The Targeted Pulse: FDA Decisions and Trial Breakthroughs
Key Takeaways
- JSKN003, an anti-HER2 ADC, receives FDA fast track status for platinum-resistant ovarian cancer, showing a 63% ORR and 7.7 months median PFS.
- Daraxonrasib, a RAS(ON) inhibitor, gains orphan drug designation for pancreatic cancer, with phase 1/1b trials showing 8.8 months median PFS.
Discover the latest breakthroughs in oncology, including FDA designations and promising trial results that could transform cancer treatment.

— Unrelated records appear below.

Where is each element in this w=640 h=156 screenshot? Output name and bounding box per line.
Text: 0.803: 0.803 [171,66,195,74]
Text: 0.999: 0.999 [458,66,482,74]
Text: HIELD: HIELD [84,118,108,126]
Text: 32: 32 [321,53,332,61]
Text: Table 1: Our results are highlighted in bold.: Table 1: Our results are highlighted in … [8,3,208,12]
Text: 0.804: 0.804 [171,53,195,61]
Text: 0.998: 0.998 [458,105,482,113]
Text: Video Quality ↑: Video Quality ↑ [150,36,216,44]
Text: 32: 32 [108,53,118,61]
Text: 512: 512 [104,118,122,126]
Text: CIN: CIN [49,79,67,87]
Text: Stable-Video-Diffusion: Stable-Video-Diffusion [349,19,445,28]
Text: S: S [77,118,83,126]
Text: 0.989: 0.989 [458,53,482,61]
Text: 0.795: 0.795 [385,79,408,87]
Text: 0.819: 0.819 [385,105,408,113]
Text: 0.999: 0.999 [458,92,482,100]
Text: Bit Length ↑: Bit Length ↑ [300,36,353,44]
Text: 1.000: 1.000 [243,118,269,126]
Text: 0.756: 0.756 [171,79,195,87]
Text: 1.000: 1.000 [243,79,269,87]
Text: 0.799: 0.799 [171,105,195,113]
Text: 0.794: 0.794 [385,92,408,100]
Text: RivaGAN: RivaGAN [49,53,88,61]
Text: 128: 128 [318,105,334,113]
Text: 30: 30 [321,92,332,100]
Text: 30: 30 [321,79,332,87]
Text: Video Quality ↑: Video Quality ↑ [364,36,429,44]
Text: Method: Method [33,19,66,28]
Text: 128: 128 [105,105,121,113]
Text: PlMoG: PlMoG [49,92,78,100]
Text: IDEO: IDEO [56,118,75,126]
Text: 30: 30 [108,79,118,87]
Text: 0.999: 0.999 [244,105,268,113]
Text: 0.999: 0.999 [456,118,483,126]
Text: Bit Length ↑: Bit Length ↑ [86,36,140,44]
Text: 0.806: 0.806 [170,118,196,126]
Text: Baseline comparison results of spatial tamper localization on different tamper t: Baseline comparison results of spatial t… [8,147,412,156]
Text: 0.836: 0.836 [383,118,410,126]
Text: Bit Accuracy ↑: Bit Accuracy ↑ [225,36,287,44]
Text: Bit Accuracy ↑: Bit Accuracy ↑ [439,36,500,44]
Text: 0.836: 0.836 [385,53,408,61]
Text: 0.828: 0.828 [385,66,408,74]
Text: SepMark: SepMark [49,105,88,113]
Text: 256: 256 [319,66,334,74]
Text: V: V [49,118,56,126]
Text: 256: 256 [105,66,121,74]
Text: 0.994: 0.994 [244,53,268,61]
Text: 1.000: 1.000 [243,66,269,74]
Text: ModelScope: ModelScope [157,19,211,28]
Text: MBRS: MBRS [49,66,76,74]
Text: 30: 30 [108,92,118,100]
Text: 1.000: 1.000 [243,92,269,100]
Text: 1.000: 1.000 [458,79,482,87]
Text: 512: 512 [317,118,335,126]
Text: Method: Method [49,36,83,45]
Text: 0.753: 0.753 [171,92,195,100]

Welcome to this week's edition of The Targeted Pulse, your weekly wrap-up of the top developments in oncology. This week, we saw FDA breakthroughs, learned about care-changing trial data, and heard from expert clinicians in the field. From regulatory designations for promising new drugs to crucial clinical trials, here are the top stories that shaped the week.
FDA Fast Tracks Anti-HER2 Biparatopic ADC for Platinum-Resistant Ovarian Cancer
The FDA has granted fast track designation to JSKN003, a biparatopic anti-HER2 antibody-drug conjugate (ADC), for treating patients with advanced or metastatic platinum-resistant ovarian cancer (PROC). This status aims to accelerate the development and review of the drug, which addresses a significant unmet medical need due to the poor prognosis of PROC.
The designation is supported by pooled phase 1/2 clinical data showing a promising 63% objective response rate (ORR) and a median progression-free survival (PFS) of 7.7 months in patients with PROC. Notably, JSKN003 demonstrated efficacy across varying HER2 expression levels. The ADC's mechanism involves binding to 2 HER2 epitopes to selectively deliver a potent topoisomerase I inhibitor.
Daraxonrasib Earns FDA Orphan Drug Designation in Pancreatic Cancer
The FDA has granted orphan drug designation to daraxonrasib (RMC-6236), an oral, multiselective RAS(ON) inhibitor, for the treatment of pancreatic cancer. This designation recognizes the drug's potential to treat a rare disease and qualifies the developer for various incentives.
RAS driver mutations are present in nearly all pancreatic cancer cases, highlighting the need for targeted therapies. The designation is supported by promising safety and preliminary efficacy data from the phase 1/1b trial, which showed a median PFS of 8.8 months in patients with second-line metastatic pancreatic ductal adenocarcinoma with KRAS G12X mutations. Daraxonrasib is currently being investigated in a phase 3 trial against standard chemotherapy.
New Evidence Emerges on Narsoplimab’s Therapeutic Potential in TA-TMA
New data suggest that the investigational monoclonal antibody narsoplimab (OMS721) significantly reduces the risk of mortality in patients with high-risk hematopoietic stem cell transplant-associated thrombotic microangiopathy (TA-TMA).
A comparative analysis of narsoplimab-treated cohorts vs an untreated control cohort showed an approximately 72% lower mortality risk for treated patients. The survival benefit was consistent across different analyses and particularly improved the 1-year survival rate in patients with risk factors such as elevated LDH, acute GVHD, organ dysfunction, and infection. TA-TMA is a serious complication with no currently approved treatment, and these findings support narsoplimab’s potential as a therapy, with its biologics license application currently under FDA review.
Dillon on Considerations for GLP-1s in the Neuroendocrine Tumor Space
Joseph Dillon, MD discusses the growing use of glucagon-like peptide 1 (GLP-1) receptor agonists (for diabetes and obesity) among patients with neuroendocrine tumors (NETs), noting that up to 6% of his clinic population uses them. While specific human data are lacking, there's a theoretical concern: some NETs express GLP-1 receptors. Preclinical studies show that GLP-1 agents can potentially stimulate the growth of these receptor-positive tumors. Key unanswered questions remain, including which human NETs express the receptor and whether this growth promotion translates from animal and in vitro models to clinical experience. Clinicians should be cautious and consider this potential risk, Dillon advises.
FDA Grants Breakthrough Therapy Status to Zenocutuzumab for Patients With NRG1 Fusion
The FDA granted breakthrough therapy designation to zenocutuzumab (Bizengri) for treating adults with advanced unresectable or metastatic cholangiocarcinoma harboring a neuregulin 1 (NRG1) gene fusion. This designation, which expedites development, was supported by promising data from the phase 2 eNRGy trial. Zenocutuzumab showed a 37% ORR and a median PFS of 9.2 months, with a clinical benefit rate of 58%. Most adverse events were grade 1 or 2 and remained consistent among the trial population. This offers a new targeted option for patients with this rare, aggressive, and hard-to-treat genomic driver.